The present study clearly indicates that strain SDS3 can metabolize chicken feathers as a source of carbon and nitrogen. It was observed that strain SDS3 completely metabolized 0.1 and 0.5% chicken feathers. However, at 1.0% concentration, only 80% (w/v) feathers were metabolized. High amounts of soluble protein and keratinase activity was observed at 1.0% feather concentration. The complex carbon and nitrogen sources such as tryptone, beef extract, and starch stimulated feather degradation; however, simple carbon and nitrogen sources were inhibitory to feather degradation. Chicken feathers were employed as a substrate in MFC for electricity generation.

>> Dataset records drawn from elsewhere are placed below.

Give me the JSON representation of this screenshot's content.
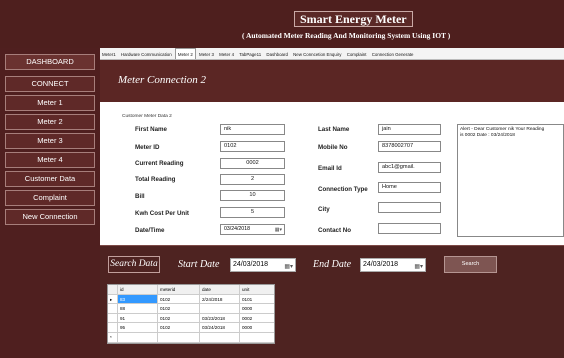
{
  "header": {
    "title": "Smart Energy Meter",
    "subtitle": "( Automated Meter Reading And Monitoring System Using IOT )"
  },
  "sidebar": {
    "items": [
      {
        "label": "DASHBOARD"
      },
      {
        "label": "CONNECT"
      },
      {
        "label": "Meter 1"
      },
      {
        "label": "Meter 2"
      },
      {
        "label": "Meter 3"
      },
      {
        "label": "Meter 4"
      },
      {
        "label": "Customer Data"
      },
      {
        "label": "Complaint"
      },
      {
        "label": "New Connection"
      }
    ]
  },
  "tabs": [
    {
      "label": "Meter1"
    },
    {
      "label": "Hardware Communication"
    },
    {
      "label": "Meter 2"
    },
    {
      "label": "Meter 3"
    },
    {
      "label": "Meter 4"
    },
    {
      "label": "TabPage11"
    },
    {
      "label": "Dashboard"
    },
    {
      "label": "New Conncetion Enquiry"
    },
    {
      "label": "Complaint"
    },
    {
      "label": "Connection Generate"
    }
  ],
  "panel": {
    "title": "Meter Connection 2",
    "group_label": "Customer Meter Data 2"
  },
  "form": {
    "first_name": {
      "label": "First Name",
      "value": "nik"
    },
    "meter_id": {
      "label": "Meter ID",
      "value": "0102"
    },
    "current_reading": {
      "label": "Current Reading",
      "value": "0002"
    },
    "total_reading": {
      "label": "Total Reading",
      "value": "2"
    },
    "bill": {
      "label": "Bill",
      "value": "10"
    },
    "kwh_cost": {
      "label": "Kwh Cost Per Unit",
      "value": "5"
    },
    "date_time": {
      "label": "Date/Time",
      "value": "03/24/2018"
    },
    "last_name": {
      "label": "Last Name",
      "value": "jain"
    },
    "mobile_no": {
      "label": "Mobile No",
      "value": "8378002707"
    },
    "email": {
      "label": "Email Id",
      "value": "abc1@gmail."
    },
    "connection_type": {
      "label": "Connection Type",
      "value": "Home"
    },
    "city": {
      "label": "City",
      "value": ""
    },
    "contact_no": {
      "label": "Contact No",
      "value": ""
    }
  },
  "alert": {
    "line1": "Alert - Dear Customer nik Your Reading",
    "line2": "is 0002 Date : 03/24/2018"
  },
  "search": {
    "label": "Search Data",
    "start_label": "Start Date",
    "start_value": "24/03/2018",
    "end_label": "End Date",
    "end_value": "24/03/2018",
    "button": "Search"
  },
  "grid": {
    "columns": [
      "id",
      "meterid",
      "date",
      "unit"
    ],
    "rows": [
      {
        "marker": "▸",
        "cells": [
          "83",
          "0102",
          "2/24/2018",
          "0101"
        ]
      },
      {
        "marker": "",
        "cells": [
          "88",
          "0102",
          "",
          "0000"
        ]
      },
      {
        "marker": "",
        "cells": [
          "91",
          "0102",
          "03/23/2018",
          "0002"
        ]
      },
      {
        "marker": "",
        "cells": [
          "95",
          "0102",
          "03/24/2018",
          "0000"
        ]
      },
      {
        "marker": "*",
        "cells": [
          "",
          "",
          "",
          ""
        ]
      }
    ]
  },
  "icons": {
    "calendar": "calendar-icon",
    "row_pointer": "row-pointer-icon"
  },
  "colors": {
    "header_bg": "#4e1f1e",
    "sidebar_bg": "#4f1f1f",
    "panel_bg": "#5b2624",
    "search_bg": "#4e2321",
    "selection": "#3399ff"
  }
}
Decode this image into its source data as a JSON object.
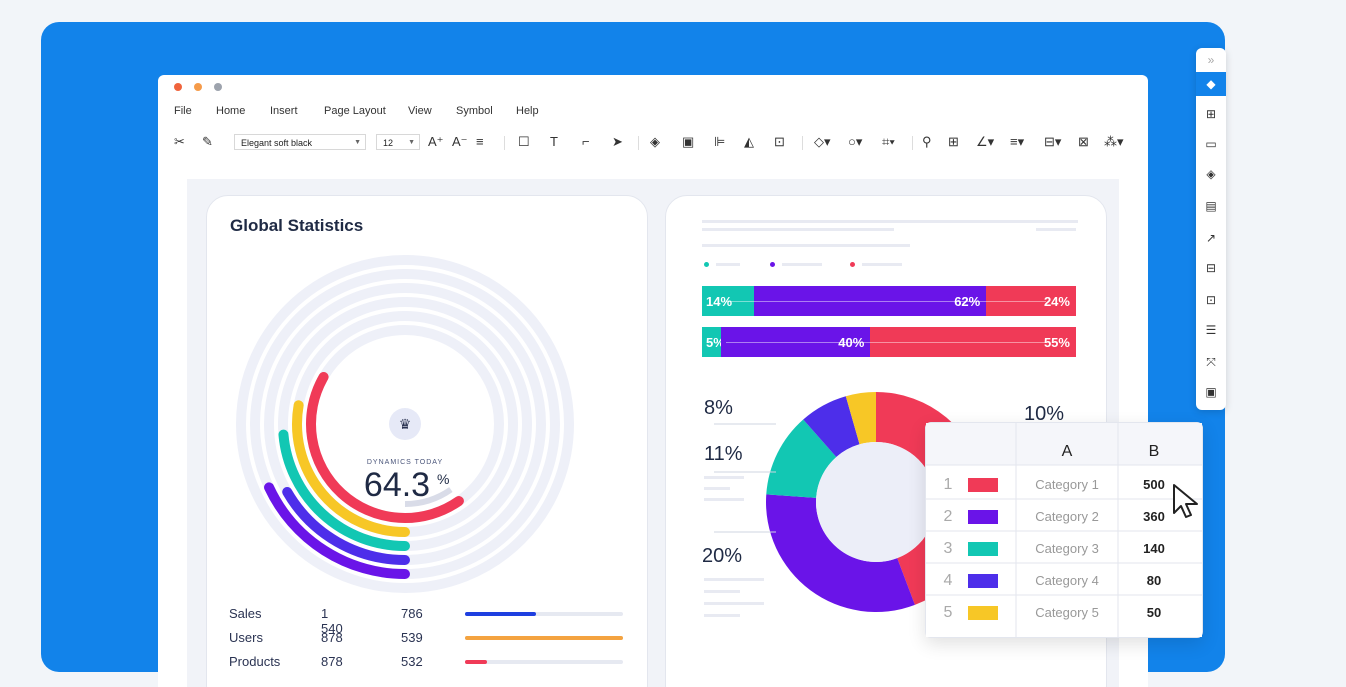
{
  "menu": [
    "File",
    "Home",
    "Insert",
    "Page Layout",
    "View",
    "Symbol",
    "Help"
  ],
  "toolbar": {
    "font": "Elegant soft black",
    "size": "12"
  },
  "card1": {
    "title": "Global Statistics",
    "center_label": "DYNAMICS TODAY",
    "center_value": "64.3",
    "center_unit": "%",
    "stats": [
      {
        "label": "Sales",
        "a": "1 540",
        "b": "786",
        "progress": 0.45,
        "color": "#1e3fe0"
      },
      {
        "label": "Users",
        "a": "878",
        "b": "539",
        "progress": 1.0,
        "color": "#f4a340"
      },
      {
        "label": "Products",
        "a": "878",
        "b": "532",
        "progress": 0.14,
        "color": "#f03a57"
      }
    ]
  },
  "colors": {
    "red": "#f03a57",
    "purple": "#6a14e8",
    "teal": "#12c7b3",
    "blue": "#4d2eea",
    "yellow": "#f7c726"
  },
  "bars": [
    {
      "segments": [
        {
          "label": "14%",
          "value": 14,
          "color": "#12c7b3"
        },
        {
          "label": "62%",
          "value": 62,
          "color": "#6a14e8"
        },
        {
          "label": "24%",
          "value": 24,
          "color": "#f03a57"
        }
      ]
    },
    {
      "segments": [
        {
          "label": "5%",
          "value": 5,
          "color": "#12c7b3"
        },
        {
          "label": "40%",
          "value": 40,
          "color": "#6a14e8"
        },
        {
          "label": "55%",
          "value": 55,
          "color": "#f03a57"
        }
      ]
    }
  ],
  "donut_labels": {
    "l1": "8%",
    "l2": "11%",
    "l3": "20%",
    "r1": "10%"
  },
  "table": {
    "header": [
      "A",
      "B"
    ],
    "rows": [
      {
        "n": "1",
        "color": "#f03a57",
        "cat": "Category 1",
        "val": "500"
      },
      {
        "n": "2",
        "color": "#6a14e8",
        "cat": "Category 2",
        "val": "360"
      },
      {
        "n": "3",
        "color": "#12c7b3",
        "cat": "Category 3",
        "val": "140"
      },
      {
        "n": "4",
        "color": "#4d2eea",
        "cat": "Category 4",
        "val": "80"
      },
      {
        "n": "5",
        "color": "#f7c726",
        "cat": "Category 5",
        "val": "50"
      }
    ]
  },
  "rail_icons": [
    "double-chevron-icon",
    "fill-icon",
    "grid-icon",
    "image-icon",
    "layers-icon",
    "page-icon",
    "chart-icon",
    "table-icon",
    "shape-icon",
    "align-icon",
    "fit-icon",
    "present-icon"
  ]
}
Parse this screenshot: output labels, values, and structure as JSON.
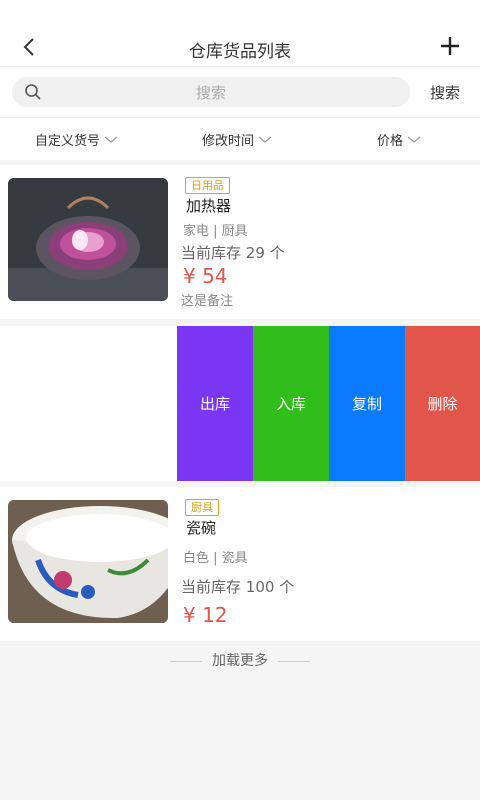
{
  "header": {
    "title": "仓库货品列表",
    "back_icon": "chevron-left-icon",
    "add_icon": "plus-icon"
  },
  "search": {
    "placeholder": "搜索",
    "button_label": "搜索",
    "icon": "search-icon"
  },
  "filters": [
    {
      "label": "自定义货号"
    },
    {
      "label": "修改时间"
    },
    {
      "label": "价格"
    }
  ],
  "items": [
    {
      "tag": "日用品",
      "name": "加热器",
      "category": "家电 | 厨具",
      "stock_prefix": "当前库存",
      "stock_count": "29",
      "stock_unit": "个",
      "price": "¥ 54",
      "remark": "这是备注"
    },
    {
      "tag": "厨具",
      "name": "瓷碗",
      "category": "白色 | 瓷具",
      "stock_prefix": "当前库存",
      "stock_count": "100",
      "stock_unit": "个",
      "price": "¥ 12"
    }
  ],
  "actions": [
    {
      "label": "出库",
      "color": "#7a35f5"
    },
    {
      "label": "入库",
      "color": "#2fbe1a"
    },
    {
      "label": "复制",
      "color": "#0a7bff"
    },
    {
      "label": "删除",
      "color": "#e2554a"
    }
  ],
  "footer": {
    "load_more": "加载更多"
  }
}
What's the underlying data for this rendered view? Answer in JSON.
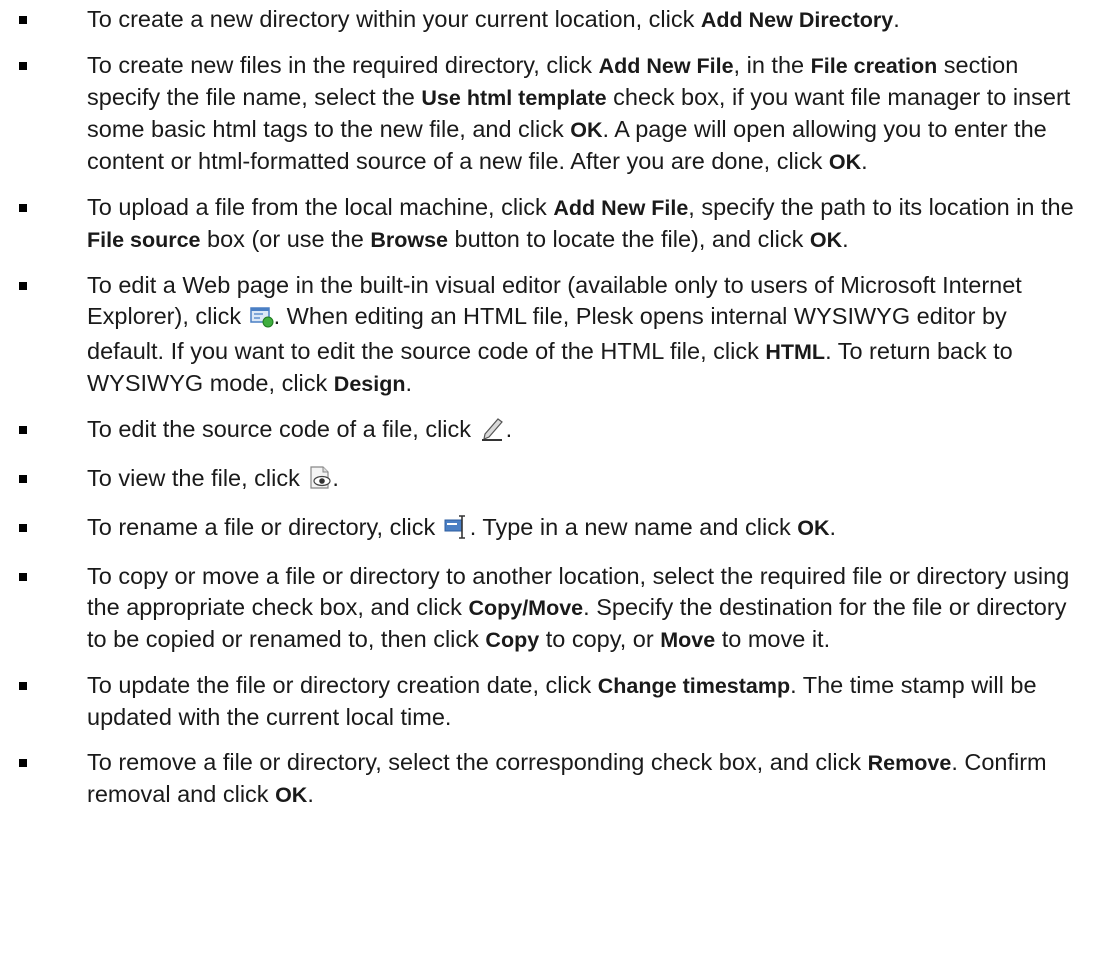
{
  "items": [
    {
      "t1": "To create a new directory within your current location, click ",
      "k1": "Add New Directory",
      "t2": "."
    },
    {
      "t1": "To create new files in the required directory, click ",
      "k1": "Add New File",
      "t2": ", in the ",
      "k2": "File creation",
      "t3": " section specify the file name, select the ",
      "k3": "Use html template",
      "t4": " check box, if you want file manager to insert some basic html tags to the new file, and click ",
      "k4": "OK",
      "t5": ". A page will open allowing you to enter the content or html-formatted source of a new file. After you are done, click ",
      "k5": "OK",
      "t6": "."
    },
    {
      "t1": "To upload a file from the local machine, click ",
      "k1": "Add New File",
      "t2": ", specify the path to its location in the ",
      "k2": "File source",
      "t3": " box (or use the ",
      "k3": "Browse",
      "t4": " button to locate the file), and click ",
      "k4": "OK",
      "t5": "."
    },
    {
      "t1": "To edit a Web page in the built-in visual editor (available only to users of Microsoft Internet Explorer), click ",
      "t2": ". When editing an HTML file, Plesk opens internal WYSIWYG editor by default. If you want to edit the source code of the HTML file, click ",
      "k1": "HTML",
      "t3": ". To return back to WYSIWYG mode, click ",
      "k2": "Design",
      "t4": "."
    },
    {
      "t1": "To edit the source code of a file, click ",
      "t2": "."
    },
    {
      "t1": "To view the file, click ",
      "t2": "."
    },
    {
      "t1": "To rename a file or directory, click ",
      "t2": ". Type in a new name and click ",
      "k1": "OK",
      "t3": "."
    },
    {
      "t1": "To copy or move a file or directory to another location, select the required file or directory using the appropriate check box, and click ",
      "k1": "Copy/Move",
      "t2": ". Specify the destination for the file or directory to be copied or renamed to, then click ",
      "k2": "Copy",
      "t3": " to copy, or ",
      "k3": "Move",
      "t4": " to move it."
    },
    {
      "t1": "To update the file or directory creation date, click ",
      "k1": "Change timestamp",
      "t2": ". The time stamp will be updated with the current local time."
    },
    {
      "t1": "To remove a file or directory, select the corresponding check box, and click ",
      "k1": "Remove",
      "t2": ". Confirm removal and click ",
      "k2": "OK",
      "t3": "."
    }
  ],
  "icons": {
    "visual_editor": "visual-editor-icon",
    "edit_source": "pencil-icon",
    "view": "view-file-icon",
    "rename": "rename-icon"
  }
}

Results indicated that maximum power density of 1206.78 mW/m2 and maximum current density of 8.6 mA/m2 were observed after 14 days of MFC operation and were stable for 16 days. These results clearly indicate that chicken feathers can be successfully employed for electricity generation using MFC technology. This is the first report of successful utilization of chicken feathers as a substrate in MFC for electricity production.

Abbreviations

MFC:Microbial fuel cell
C/N ratio:Carbon/nitrogen ratio
SDS:Sodium dodecyl sulfate
PBM:Phosphate buffered medium
FMB:Feather meal broth
FMA:Feather meal agar
TTC:2, 3, 5-Triphenyl tetrazolium chloride
LB medium:Luria Bertani medium
BSA:Bovine serum albumin
TCA:Trichloroacetic acid
BOD:Biological oxygen demand.

Conflict of Interests

The authors declare that they do not have any conflict of interests.